Central Bank of Sri Lanka (CBSL) on behalf of the Government of Sri Lanka (GoSL) will have to repay the market Rs 66,751 million worth of maturing Treasury (T) Bills by the coming Friday (15). Their splits comprise Rs 48,431 million worth of 91 day maturities, Rs 790 million (182-day maturities) and Rs 17,530 million (364 day maturities), respectively. Maturing T-Bills held by CBSL and which are also repayable by the coming Friday are however, unknown as CBSL doesn’t make privy such information.
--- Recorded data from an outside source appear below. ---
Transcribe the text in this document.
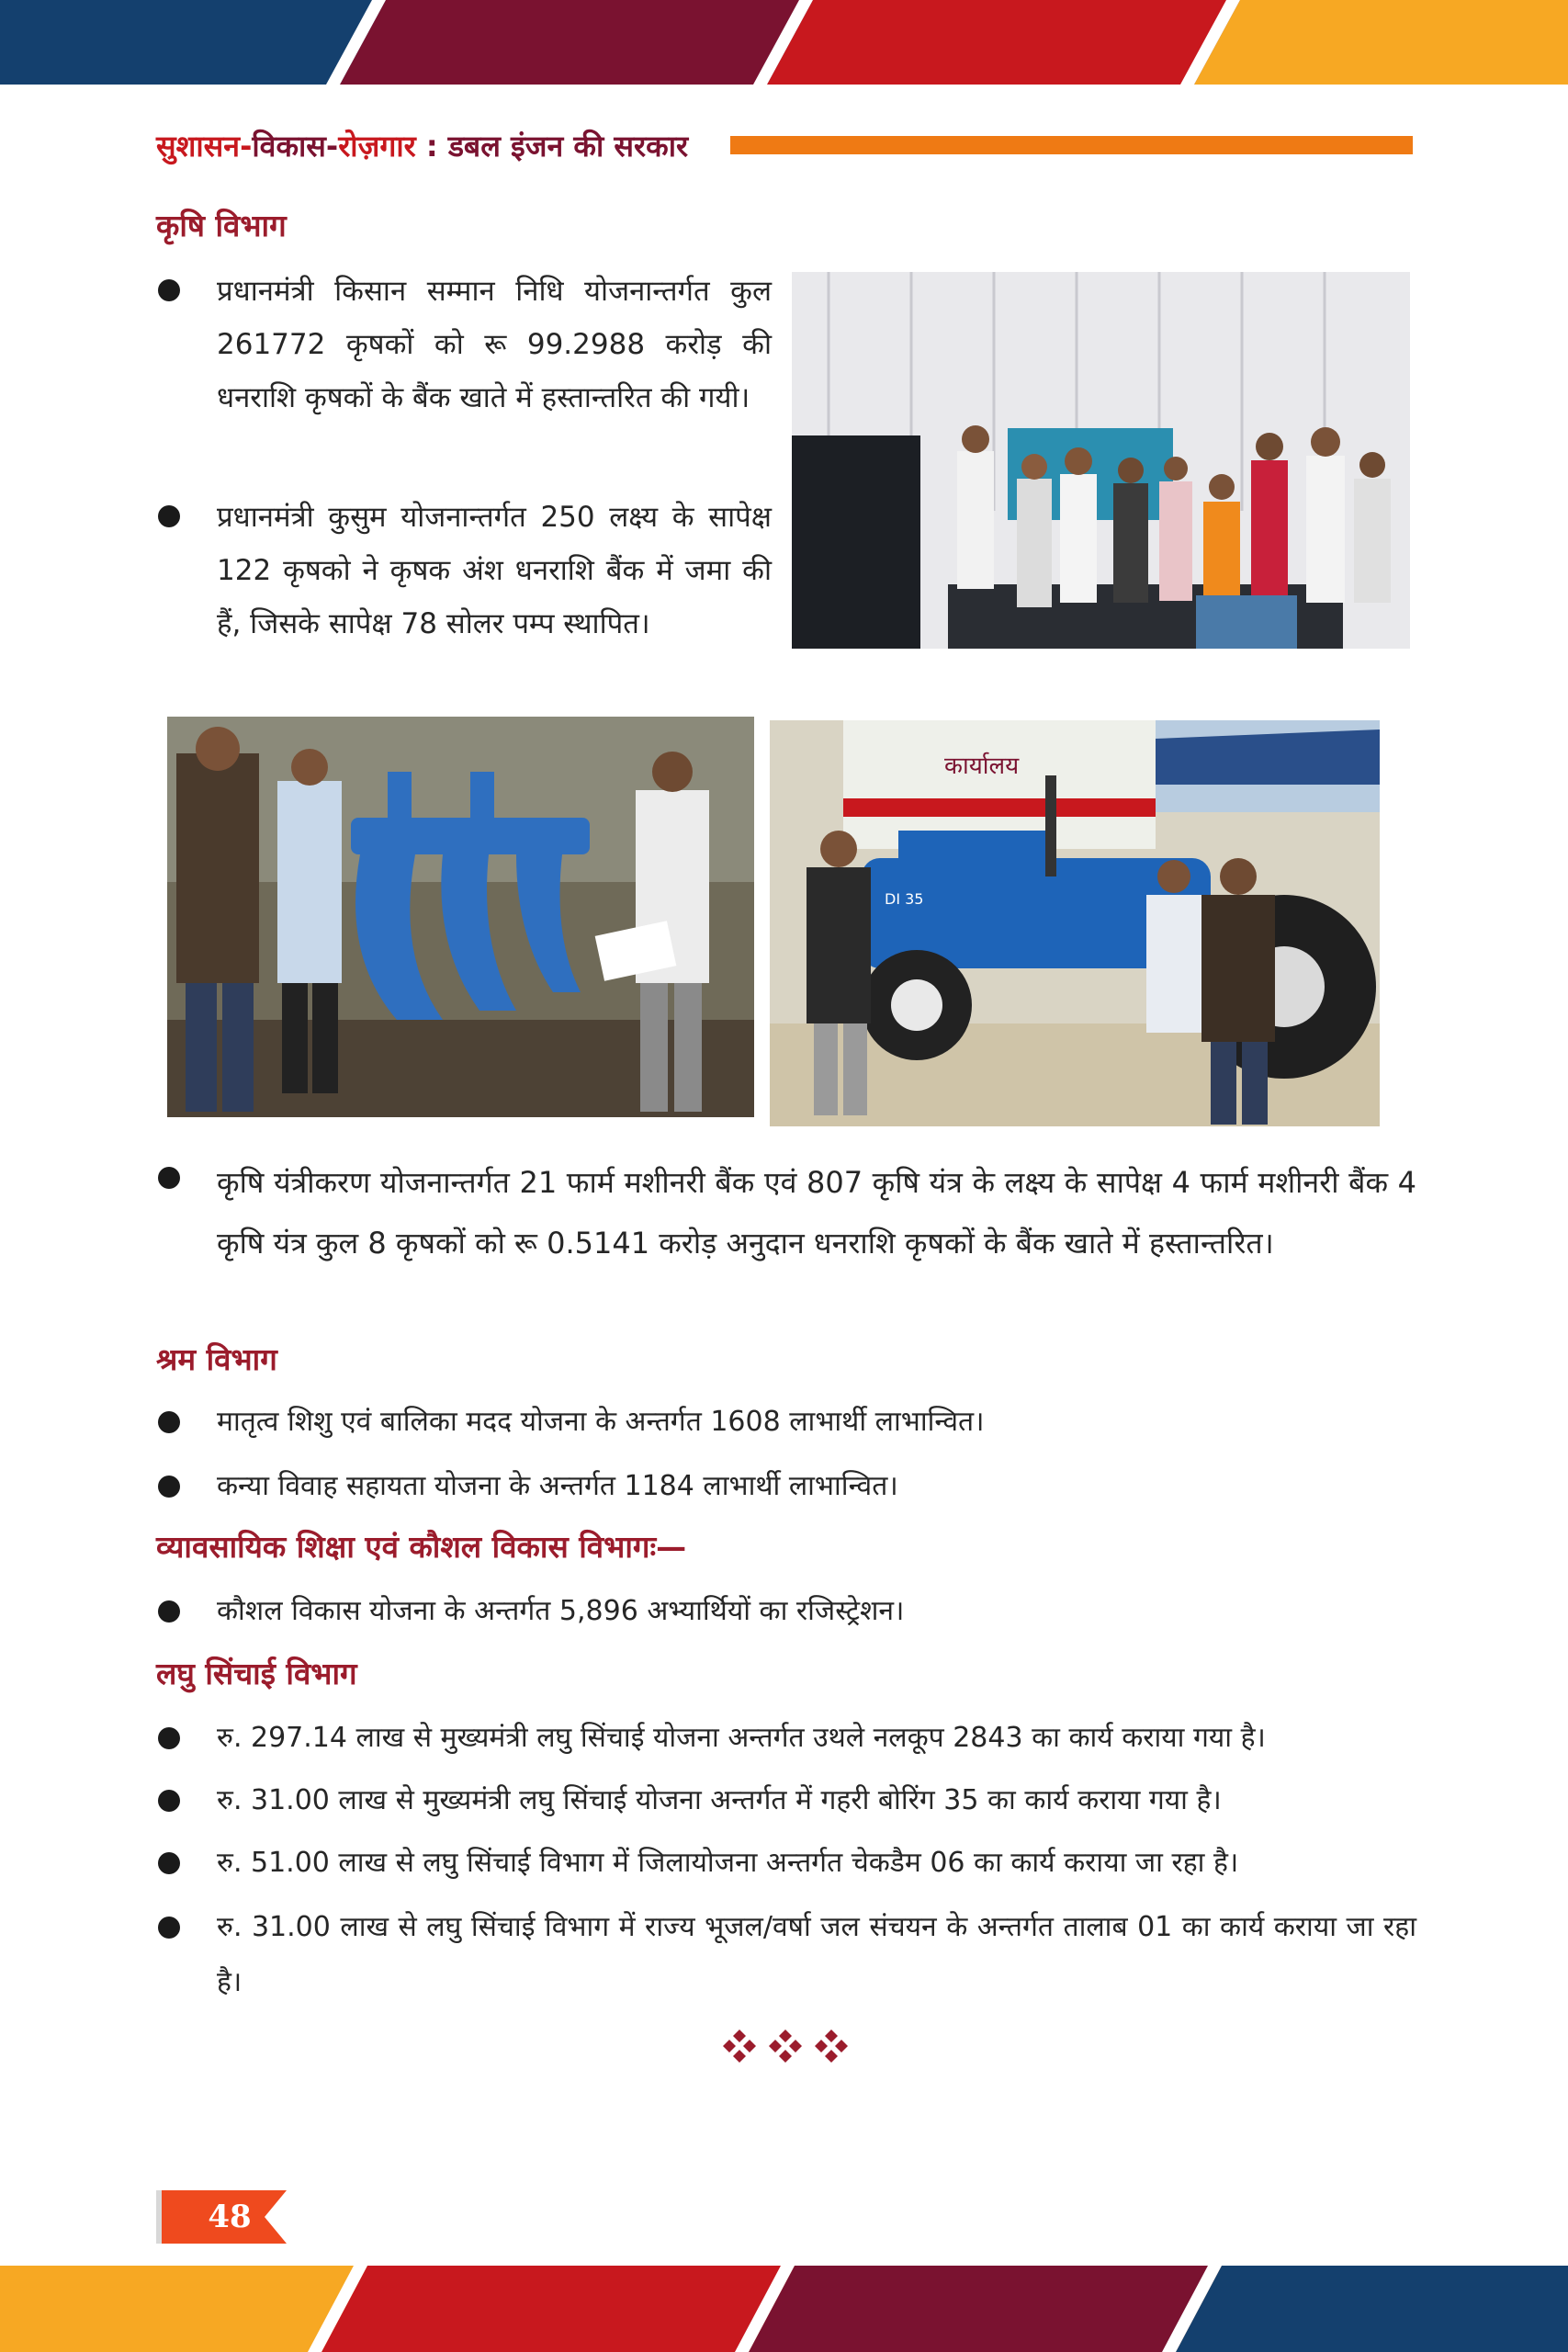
सुशासन-विकास-रोज़गार : डबल इंजन की सरकार
कृषि विभाग
प्रधानमंत्री किसान सम्मान निधि योजनान्तर्गत कुल 261772 कृषकों को रू 99.2988 करोड़ की धनराशि कृषकों के बैंक खाते में हस्तान्तरित की गयी।
प्रधानमंत्री कुसुम योजनान्तर्गत 250 लक्ष्य के सापेक्ष 122 कृषको ने कृषक अंश धनराशि बैंक में जमा की हैं, जिसके सापेक्ष 78 सोलर पम्प स्थापित।
कार्यालय
DI 35
कृषि यंत्रीकरण योजनान्तर्गत 21 फार्म मशीनरी बैंक एवं 807 कृषि यंत्र के लक्ष्य के सापेक्ष 4 फार्म मशीनरी बैंक 4 कृषि यंत्र कुल 8 कृषकों को रू 0.5141 करोड़ अनुदान धनराशि कृषकों के बैंक खाते में हस्तान्तरित।
श्रम विभाग
मातृत्व शिशु एवं बालिका मदद योजना के अन्तर्गत 1608 लाभार्थी लाभान्वित।
कन्या विवाह सहायता योजना के अन्तर्गत 1184 लाभार्थी लाभान्वित।
व्यावसायिक शिक्षा एवं कौशल विकास विभागः—
कौशल विकास योजना के अन्तर्गत 5,896 अभ्यार्थियों का रजिस्ट्रेशन।
लघु सिंचाई विभाग
रु. 297.14 लाख से मुख्यमंत्री लघु सिंचाई योजना अन्तर्गत उथले नलकूप 2843 का कार्य कराया गया है।
रु. 31.00 लाख से मुख्यमंत्री लघु सिंचाई योजना अन्तर्गत में गहरी बोरिंग 35 का कार्य कराया गया है।
रु. 51.00 लाख से लघु सिंचाई विभाग में जिलायोजना अन्तर्गत चेकडैम 06 का कार्य कराया जा रहा है।
रु. 31.00 लाख से लघु सिंचाई विभाग में राज्य भूजल/वर्षा जल संचयन के अन्तर्गत तालाब 01 का कार्य कराया जा रहा है।
48
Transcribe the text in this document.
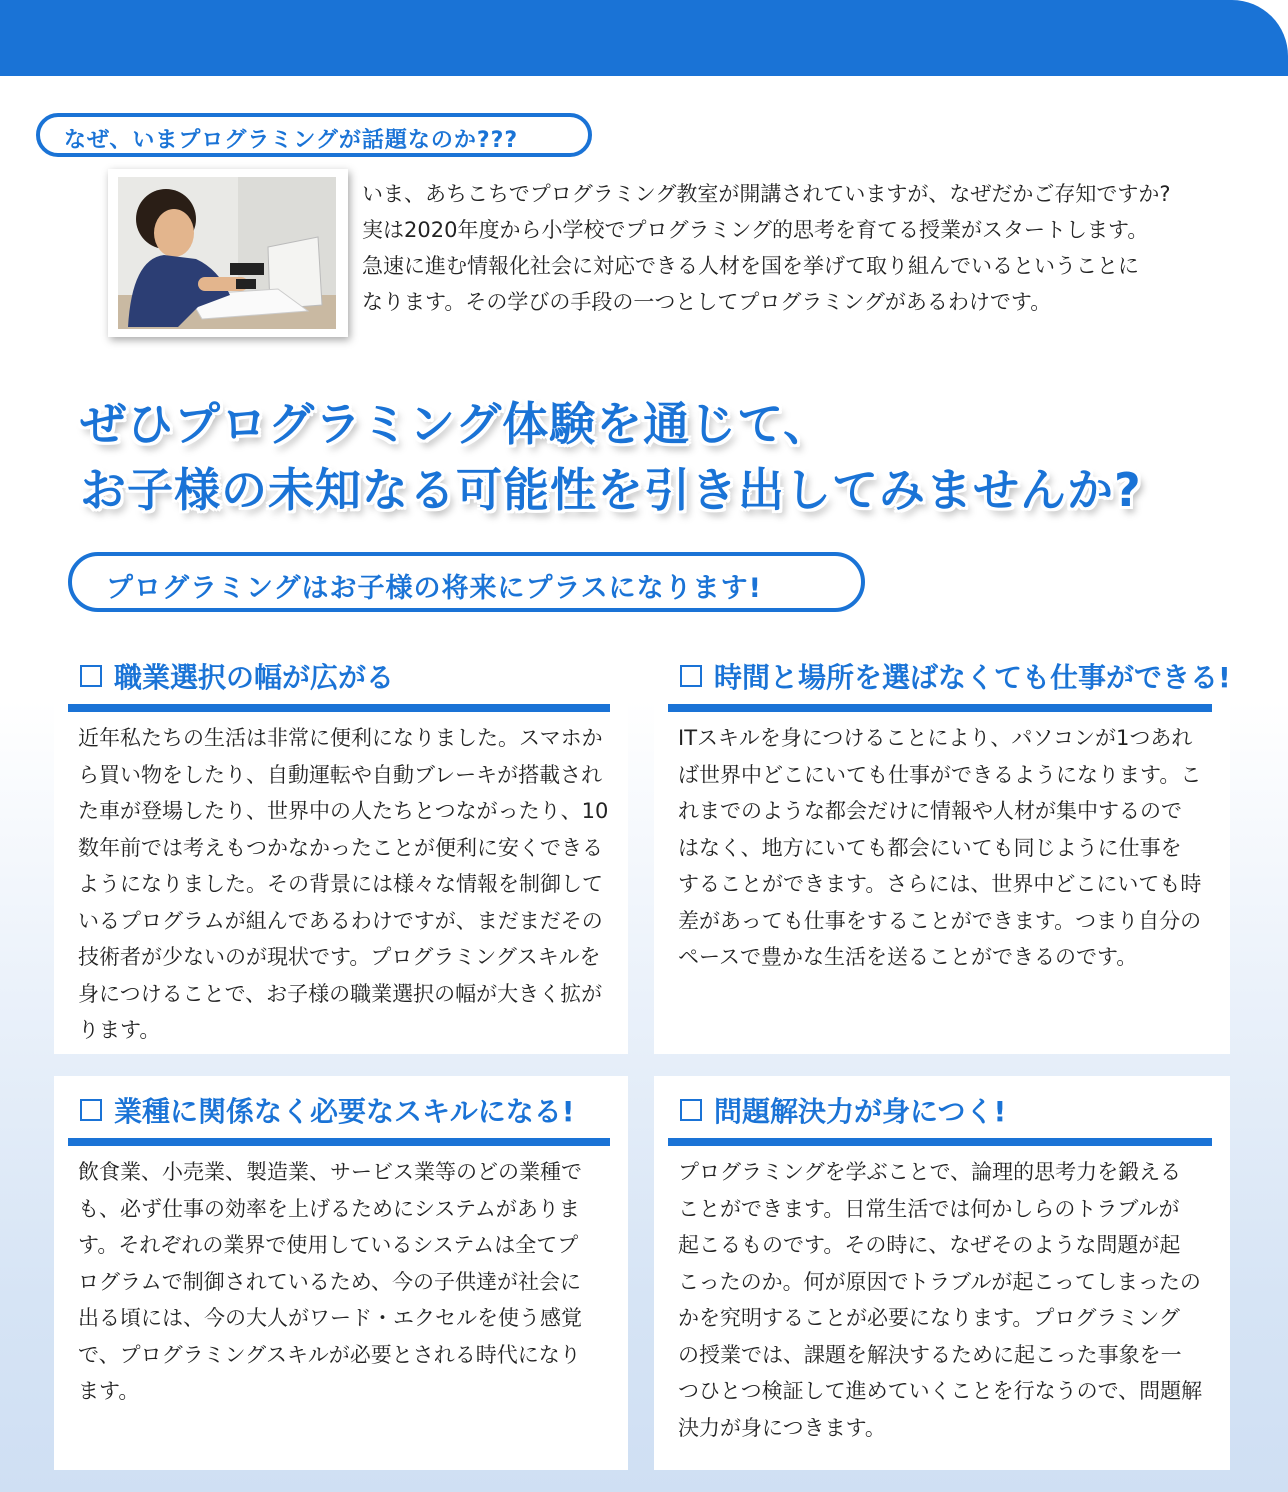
なぜ、いまプログラミングが話題なのか???
いま、あちこちでプログラミング教室が開講されていますが、なぜだかご存知ですか?
実は2020年度から小学校でプログラミング的思考を育てる授業がスタートします。
急速に進む情報化社会に対応できる人材を国を挙げて取り組んでいるということに
なります。その学びの手段の一つとしてプログラミングがあるわけです。
ぜひプログラミング体験を通じて、
お子様の未知なる可能性を引き出してみませんか?
プログラミングはお子様の将来にプラスになります!
職業選択の幅が広がる
近年私たちの生活は非常に便利になりました。スマホか
ら買い物をしたり、自動運転や自動ブレーキが搭載され
た車が登場したり、世界中の人たちとつながったり、10
数年前では考えもつかなかったことが便利に安くできる
ようになりました。その背景には様々な情報を制御して
いるプログラムが組んであるわけですが、まだまだその
技術者が少ないのが現状です。プログラミングスキルを
身につけることで、お子様の職業選択の幅が大きく拡が
ります。
時間と場所を選ばなくても仕事ができる!
ITスキルを身につけることにより、パソコンが1つあれ
ば世界中どこにいても仕事ができるようになります。こ
れまでのような都会だけに情報や人材が集中するので
はなく、地方にいても都会にいても同じように仕事を
することができます。さらには、世界中どこにいても時
差があっても仕事をすることができます。つまり自分の
ペースで豊かな生活を送ることができるのです。
業種に関係なく必要なスキルになる!
飲食業、小売業、製造業、サービス業等のどの業種で
も、必ず仕事の効率を上げるためにシステムがありま
す。それぞれの業界で使用しているシステムは全てプ
ログラムで制御されているため、今の子供達が社会に
出る頃には、今の大人がワード・エクセルを使う感覚
で、プログラミングスキルが必要とされる時代になり
ます。
問題解決力が身につく!
プログラミングを学ぶことで、論理的思考力を鍛える
ことができます。日常生活では何かしらのトラブルが
起こるものです。その時に、なぜそのような問題が起
こったのか。何が原因でトラブルが起こってしまったの
かを究明することが必要になります。プログラミング
の授業では、課題を解決するために起こった事象を一
つひとつ検証して進めていくことを行なうので、問題解
決力が身につきます。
Meanwhile, to repay a greater part of such maturities, CBSL, on Friday (8), called for a new T-Bill auction for Rs 65,000 million worth of T-Bills to be held in the coming Tuesday (12), the splits of which are Rs 32,000 million worth of 91-day maturities and Rs 16, 500 million each of 182 and 364-day maturities, respectively. Settlement of this auction is on the coming Friday.
Issuing of T-Bills and T-Bonds is a popular way that GoSL raises money domestically to meet its monetary needs. Investing in T-Bills and T- Bonds are risk free, because in the event GoSL is unable to honour such debt, CBSL is mandated to print demand pull inflationary money and repay such creditors.